Trustbit's score for LLama 2

The Trustbit benchmarks assess models for their fit in digital product development. A higher score indicates better performance. The benchmarks differentiate between proprietary cloud models and open source models with lenient licenses:

  • They identify proprietary cloud models.
  • They spotlight open source models suitable for local operation. The Trustbit LLM Leaderboard offers a monthly refreshed comparison of various Large Language Models, including ChatGPT, to determine their potential for product development.

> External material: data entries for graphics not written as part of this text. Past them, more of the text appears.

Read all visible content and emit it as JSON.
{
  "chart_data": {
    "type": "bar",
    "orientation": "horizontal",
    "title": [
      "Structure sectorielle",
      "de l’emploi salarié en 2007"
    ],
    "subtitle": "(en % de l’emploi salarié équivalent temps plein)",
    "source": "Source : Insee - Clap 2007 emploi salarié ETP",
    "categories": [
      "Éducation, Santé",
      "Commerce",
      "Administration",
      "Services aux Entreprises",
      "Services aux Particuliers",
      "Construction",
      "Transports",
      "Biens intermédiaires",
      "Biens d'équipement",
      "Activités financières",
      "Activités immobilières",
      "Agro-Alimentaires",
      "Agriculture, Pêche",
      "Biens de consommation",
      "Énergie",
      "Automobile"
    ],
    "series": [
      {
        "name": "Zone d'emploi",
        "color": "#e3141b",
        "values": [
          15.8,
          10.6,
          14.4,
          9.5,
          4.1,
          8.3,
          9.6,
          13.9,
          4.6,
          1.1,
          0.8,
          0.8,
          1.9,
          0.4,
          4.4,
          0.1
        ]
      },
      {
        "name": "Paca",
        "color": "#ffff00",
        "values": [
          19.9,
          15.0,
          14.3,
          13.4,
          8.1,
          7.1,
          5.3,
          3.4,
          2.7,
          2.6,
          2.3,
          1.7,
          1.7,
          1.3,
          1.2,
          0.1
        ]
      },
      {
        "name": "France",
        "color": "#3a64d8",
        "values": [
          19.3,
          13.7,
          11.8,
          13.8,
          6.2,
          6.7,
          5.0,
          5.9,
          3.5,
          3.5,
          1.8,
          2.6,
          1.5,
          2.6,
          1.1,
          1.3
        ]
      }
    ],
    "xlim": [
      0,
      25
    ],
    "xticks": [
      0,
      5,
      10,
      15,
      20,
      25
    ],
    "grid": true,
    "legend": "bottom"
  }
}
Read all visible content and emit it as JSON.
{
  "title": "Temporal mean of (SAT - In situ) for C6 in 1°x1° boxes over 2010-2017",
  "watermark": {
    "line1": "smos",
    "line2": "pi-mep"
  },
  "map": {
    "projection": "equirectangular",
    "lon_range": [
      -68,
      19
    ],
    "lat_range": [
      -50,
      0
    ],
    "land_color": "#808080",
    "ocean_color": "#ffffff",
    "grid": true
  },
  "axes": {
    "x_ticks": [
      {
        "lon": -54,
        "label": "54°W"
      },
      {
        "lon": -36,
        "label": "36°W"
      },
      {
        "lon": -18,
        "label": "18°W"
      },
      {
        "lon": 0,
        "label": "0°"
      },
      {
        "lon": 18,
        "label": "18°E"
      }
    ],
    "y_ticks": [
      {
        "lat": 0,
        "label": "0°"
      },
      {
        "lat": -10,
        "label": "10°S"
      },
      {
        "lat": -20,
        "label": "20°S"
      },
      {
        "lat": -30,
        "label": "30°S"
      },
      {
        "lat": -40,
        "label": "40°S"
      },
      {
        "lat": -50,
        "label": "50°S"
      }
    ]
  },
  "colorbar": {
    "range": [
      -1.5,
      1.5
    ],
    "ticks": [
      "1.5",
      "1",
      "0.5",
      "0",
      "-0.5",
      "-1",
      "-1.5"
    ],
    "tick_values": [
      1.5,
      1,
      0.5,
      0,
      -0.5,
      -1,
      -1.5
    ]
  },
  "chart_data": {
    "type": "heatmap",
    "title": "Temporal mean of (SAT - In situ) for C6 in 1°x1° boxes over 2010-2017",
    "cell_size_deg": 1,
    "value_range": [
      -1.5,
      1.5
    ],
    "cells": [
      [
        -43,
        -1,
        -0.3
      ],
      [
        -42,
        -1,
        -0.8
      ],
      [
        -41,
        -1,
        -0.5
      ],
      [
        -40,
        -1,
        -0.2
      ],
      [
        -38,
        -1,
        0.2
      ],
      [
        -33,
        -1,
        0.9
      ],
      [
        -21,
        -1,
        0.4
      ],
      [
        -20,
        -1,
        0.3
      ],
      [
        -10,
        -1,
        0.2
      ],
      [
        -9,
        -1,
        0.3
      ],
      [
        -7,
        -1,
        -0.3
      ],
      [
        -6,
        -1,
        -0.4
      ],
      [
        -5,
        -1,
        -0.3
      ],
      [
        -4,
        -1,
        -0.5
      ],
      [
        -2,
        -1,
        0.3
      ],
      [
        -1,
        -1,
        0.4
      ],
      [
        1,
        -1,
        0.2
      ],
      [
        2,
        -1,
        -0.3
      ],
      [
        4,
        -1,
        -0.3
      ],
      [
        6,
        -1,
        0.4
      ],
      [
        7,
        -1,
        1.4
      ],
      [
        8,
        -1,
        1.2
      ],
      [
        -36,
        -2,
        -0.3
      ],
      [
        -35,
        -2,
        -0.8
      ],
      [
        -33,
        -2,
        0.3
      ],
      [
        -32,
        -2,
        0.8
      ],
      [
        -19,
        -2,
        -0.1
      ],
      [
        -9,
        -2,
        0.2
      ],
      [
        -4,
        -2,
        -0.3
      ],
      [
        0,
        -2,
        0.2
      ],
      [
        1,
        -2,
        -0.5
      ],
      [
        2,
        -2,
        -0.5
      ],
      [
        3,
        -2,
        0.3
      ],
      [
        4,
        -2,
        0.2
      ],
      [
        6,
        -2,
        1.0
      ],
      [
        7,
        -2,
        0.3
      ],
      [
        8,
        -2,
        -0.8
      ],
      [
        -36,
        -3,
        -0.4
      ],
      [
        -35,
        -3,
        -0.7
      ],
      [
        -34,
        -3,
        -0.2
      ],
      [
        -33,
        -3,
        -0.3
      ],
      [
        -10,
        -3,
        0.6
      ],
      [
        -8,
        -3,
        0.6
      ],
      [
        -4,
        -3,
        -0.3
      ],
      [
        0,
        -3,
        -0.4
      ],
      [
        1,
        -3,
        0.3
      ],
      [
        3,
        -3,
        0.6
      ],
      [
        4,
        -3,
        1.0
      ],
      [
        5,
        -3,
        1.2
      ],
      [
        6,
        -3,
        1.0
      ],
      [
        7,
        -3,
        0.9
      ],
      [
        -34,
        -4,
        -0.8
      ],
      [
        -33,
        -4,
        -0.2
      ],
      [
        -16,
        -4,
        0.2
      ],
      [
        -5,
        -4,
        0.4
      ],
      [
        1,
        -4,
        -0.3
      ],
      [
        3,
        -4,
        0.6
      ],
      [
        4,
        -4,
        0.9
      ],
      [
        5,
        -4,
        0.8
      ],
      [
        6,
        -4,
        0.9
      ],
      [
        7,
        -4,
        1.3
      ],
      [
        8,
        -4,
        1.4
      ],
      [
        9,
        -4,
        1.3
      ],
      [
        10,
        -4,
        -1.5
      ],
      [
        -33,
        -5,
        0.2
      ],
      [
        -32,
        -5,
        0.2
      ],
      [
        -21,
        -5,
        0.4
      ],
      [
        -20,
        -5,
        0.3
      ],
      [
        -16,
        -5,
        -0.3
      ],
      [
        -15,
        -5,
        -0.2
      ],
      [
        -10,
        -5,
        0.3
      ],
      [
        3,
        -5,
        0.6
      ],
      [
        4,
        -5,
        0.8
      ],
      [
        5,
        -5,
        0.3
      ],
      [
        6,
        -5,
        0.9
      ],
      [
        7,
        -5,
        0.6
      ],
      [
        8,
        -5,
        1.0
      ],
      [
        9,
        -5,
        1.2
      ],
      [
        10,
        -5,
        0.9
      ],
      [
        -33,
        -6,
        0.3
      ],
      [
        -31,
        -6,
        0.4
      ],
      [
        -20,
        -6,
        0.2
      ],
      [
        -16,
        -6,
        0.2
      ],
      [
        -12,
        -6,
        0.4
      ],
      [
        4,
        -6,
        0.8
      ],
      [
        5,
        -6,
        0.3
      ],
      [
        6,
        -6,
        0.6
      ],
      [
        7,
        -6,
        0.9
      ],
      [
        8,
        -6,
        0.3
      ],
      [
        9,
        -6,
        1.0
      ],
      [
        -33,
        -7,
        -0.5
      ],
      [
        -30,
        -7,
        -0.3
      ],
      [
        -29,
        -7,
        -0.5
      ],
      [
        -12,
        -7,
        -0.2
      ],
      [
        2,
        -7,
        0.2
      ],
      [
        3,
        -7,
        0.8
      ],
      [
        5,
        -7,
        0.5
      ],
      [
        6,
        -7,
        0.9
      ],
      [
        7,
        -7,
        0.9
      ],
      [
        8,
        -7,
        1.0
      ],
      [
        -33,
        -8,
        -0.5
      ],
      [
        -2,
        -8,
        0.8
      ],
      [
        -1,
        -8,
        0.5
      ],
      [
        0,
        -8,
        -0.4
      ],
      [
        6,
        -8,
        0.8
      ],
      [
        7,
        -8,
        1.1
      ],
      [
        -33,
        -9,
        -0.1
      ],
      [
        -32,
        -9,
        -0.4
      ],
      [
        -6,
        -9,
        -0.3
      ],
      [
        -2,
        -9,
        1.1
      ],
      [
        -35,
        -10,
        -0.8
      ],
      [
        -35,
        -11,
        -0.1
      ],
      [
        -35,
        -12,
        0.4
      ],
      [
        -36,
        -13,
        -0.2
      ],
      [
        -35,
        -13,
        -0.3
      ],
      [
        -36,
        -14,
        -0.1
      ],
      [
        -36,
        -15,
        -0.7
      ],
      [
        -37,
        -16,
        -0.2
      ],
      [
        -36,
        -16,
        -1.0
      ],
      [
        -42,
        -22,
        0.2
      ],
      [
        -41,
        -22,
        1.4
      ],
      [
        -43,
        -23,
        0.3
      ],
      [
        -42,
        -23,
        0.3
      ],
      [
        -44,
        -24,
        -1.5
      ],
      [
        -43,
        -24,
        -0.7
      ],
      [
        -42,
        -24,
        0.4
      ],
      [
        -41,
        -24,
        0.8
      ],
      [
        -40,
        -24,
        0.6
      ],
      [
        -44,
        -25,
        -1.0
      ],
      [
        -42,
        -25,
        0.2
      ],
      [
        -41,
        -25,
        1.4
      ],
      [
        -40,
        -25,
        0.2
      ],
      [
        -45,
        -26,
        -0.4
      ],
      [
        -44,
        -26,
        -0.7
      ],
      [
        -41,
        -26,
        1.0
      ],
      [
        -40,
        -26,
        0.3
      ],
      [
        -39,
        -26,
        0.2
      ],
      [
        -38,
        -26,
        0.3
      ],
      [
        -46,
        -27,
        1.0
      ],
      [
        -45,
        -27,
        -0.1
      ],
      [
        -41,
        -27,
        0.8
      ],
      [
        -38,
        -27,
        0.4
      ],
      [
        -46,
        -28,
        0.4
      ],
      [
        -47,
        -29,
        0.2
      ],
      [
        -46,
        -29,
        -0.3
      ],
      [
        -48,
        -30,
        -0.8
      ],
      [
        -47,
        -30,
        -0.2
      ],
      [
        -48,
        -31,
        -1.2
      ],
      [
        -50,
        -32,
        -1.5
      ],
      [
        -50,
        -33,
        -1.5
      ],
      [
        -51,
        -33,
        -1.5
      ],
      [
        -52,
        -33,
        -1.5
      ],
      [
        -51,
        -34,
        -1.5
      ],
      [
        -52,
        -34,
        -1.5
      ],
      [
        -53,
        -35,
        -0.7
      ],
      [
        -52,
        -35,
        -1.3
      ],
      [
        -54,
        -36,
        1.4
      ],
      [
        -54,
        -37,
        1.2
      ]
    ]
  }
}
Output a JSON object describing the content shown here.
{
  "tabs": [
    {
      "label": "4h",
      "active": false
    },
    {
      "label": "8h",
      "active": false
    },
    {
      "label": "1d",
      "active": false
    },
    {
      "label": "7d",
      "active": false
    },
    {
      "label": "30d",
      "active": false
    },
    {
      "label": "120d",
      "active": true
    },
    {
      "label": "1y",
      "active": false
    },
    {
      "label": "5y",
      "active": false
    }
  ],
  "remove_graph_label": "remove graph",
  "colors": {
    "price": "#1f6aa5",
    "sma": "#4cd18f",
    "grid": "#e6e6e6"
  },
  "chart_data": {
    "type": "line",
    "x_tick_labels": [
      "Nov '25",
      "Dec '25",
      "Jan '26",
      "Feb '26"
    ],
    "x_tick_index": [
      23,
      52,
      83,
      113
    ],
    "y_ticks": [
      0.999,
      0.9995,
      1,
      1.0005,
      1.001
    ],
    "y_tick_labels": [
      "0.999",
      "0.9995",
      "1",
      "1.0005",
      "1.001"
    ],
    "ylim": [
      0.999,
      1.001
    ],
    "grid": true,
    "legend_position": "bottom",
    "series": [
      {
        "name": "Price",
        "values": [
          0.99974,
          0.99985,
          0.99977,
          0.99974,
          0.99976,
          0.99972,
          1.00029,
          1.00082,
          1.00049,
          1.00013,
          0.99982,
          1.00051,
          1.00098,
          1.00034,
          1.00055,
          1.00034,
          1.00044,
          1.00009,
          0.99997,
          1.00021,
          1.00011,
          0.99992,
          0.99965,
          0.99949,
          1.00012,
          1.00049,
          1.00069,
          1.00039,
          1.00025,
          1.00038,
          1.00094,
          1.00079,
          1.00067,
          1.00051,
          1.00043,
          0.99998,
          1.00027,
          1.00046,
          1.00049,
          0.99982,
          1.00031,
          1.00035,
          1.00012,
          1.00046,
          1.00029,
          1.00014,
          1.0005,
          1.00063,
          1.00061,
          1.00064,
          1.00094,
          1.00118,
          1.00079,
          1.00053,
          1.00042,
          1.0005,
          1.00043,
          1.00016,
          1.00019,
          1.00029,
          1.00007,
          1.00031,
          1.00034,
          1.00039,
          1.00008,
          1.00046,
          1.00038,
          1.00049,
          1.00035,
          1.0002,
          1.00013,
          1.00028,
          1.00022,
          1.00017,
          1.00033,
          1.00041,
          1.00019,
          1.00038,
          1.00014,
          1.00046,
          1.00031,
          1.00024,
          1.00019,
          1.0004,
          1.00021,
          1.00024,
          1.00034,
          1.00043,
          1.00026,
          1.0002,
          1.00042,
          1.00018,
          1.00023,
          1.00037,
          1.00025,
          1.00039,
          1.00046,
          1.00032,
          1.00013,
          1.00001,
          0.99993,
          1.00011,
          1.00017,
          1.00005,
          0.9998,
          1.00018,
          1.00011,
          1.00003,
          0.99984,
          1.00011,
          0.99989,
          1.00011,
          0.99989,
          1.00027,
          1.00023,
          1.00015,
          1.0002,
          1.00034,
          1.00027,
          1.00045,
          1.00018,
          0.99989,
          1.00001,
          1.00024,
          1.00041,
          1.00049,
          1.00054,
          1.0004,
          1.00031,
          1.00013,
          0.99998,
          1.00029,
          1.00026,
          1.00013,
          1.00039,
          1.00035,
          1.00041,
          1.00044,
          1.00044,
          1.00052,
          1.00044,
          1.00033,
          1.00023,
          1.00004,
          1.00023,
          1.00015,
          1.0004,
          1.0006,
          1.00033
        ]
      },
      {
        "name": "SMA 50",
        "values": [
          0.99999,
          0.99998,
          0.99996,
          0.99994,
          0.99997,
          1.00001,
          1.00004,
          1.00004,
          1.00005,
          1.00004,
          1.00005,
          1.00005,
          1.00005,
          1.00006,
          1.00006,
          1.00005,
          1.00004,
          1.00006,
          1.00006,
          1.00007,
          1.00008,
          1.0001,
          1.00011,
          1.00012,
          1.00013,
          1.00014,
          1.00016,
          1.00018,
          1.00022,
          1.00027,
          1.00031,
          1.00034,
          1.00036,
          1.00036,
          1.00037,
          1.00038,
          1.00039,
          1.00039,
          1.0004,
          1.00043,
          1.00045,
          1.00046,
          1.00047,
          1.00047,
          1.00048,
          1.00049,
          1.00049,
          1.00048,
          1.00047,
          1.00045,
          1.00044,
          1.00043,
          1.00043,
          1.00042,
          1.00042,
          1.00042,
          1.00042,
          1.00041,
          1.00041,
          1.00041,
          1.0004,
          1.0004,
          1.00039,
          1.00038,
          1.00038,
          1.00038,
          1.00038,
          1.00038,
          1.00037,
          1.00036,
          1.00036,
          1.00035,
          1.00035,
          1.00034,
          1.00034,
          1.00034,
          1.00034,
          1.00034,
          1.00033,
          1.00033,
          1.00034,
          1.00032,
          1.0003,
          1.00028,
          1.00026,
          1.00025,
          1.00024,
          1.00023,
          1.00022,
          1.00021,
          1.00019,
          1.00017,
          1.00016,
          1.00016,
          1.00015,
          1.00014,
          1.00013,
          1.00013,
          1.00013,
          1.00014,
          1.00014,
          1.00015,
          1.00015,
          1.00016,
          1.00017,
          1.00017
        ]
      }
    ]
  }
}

At a strategic perspective, advancements in the GPT/LLM arena are seen consistently. It is anticipated that some projects will transition from cloud-based solutions to in-house models by 2024.

Key enhancements observed

The launch of Llama 2 by Meta has catalyzed further innovative steps thanks to its accommodating license. The introductions of Code Llama and the language-agnostic model “Sonar” stand out. While these aren’t part of the benchmark, they supplement general LLMs and are especially effective in bespoke support systems for specific domains. Unexpected findings from Llama 2 and Nous Hermes 70B benchmarking.

Upon evaluating emerging models, it was unexpectedly found that Llama 2 might not be the optimal choice for LLM-driven product creation due to its verbosity. However, specific Llama 2 refinements, especially Nous Hermes 70B, have shown promise. It stands as the inaugural open model to surpass GPT 3.5 in their assessments.

Cost vs. Performance: An Overview of the LLama 2 70B Model

Operating the 70B model can be somewhat costly. Executing a task comparable to this benchmark would cost roughly ~5.75 EUR on a GPU machine leased from a major cloud service provider. Yet, this marks just the onset of an evolving trend of better quality at a reasonable price. The 13B refinement of Llama 2 is making strides, and the newly introduced Falcon 180B model is challenging the leaders.

Furthermore, considering lesser-capacity models remains valuable, especially as innovative guidance methods and domain-focused beam searches emerge.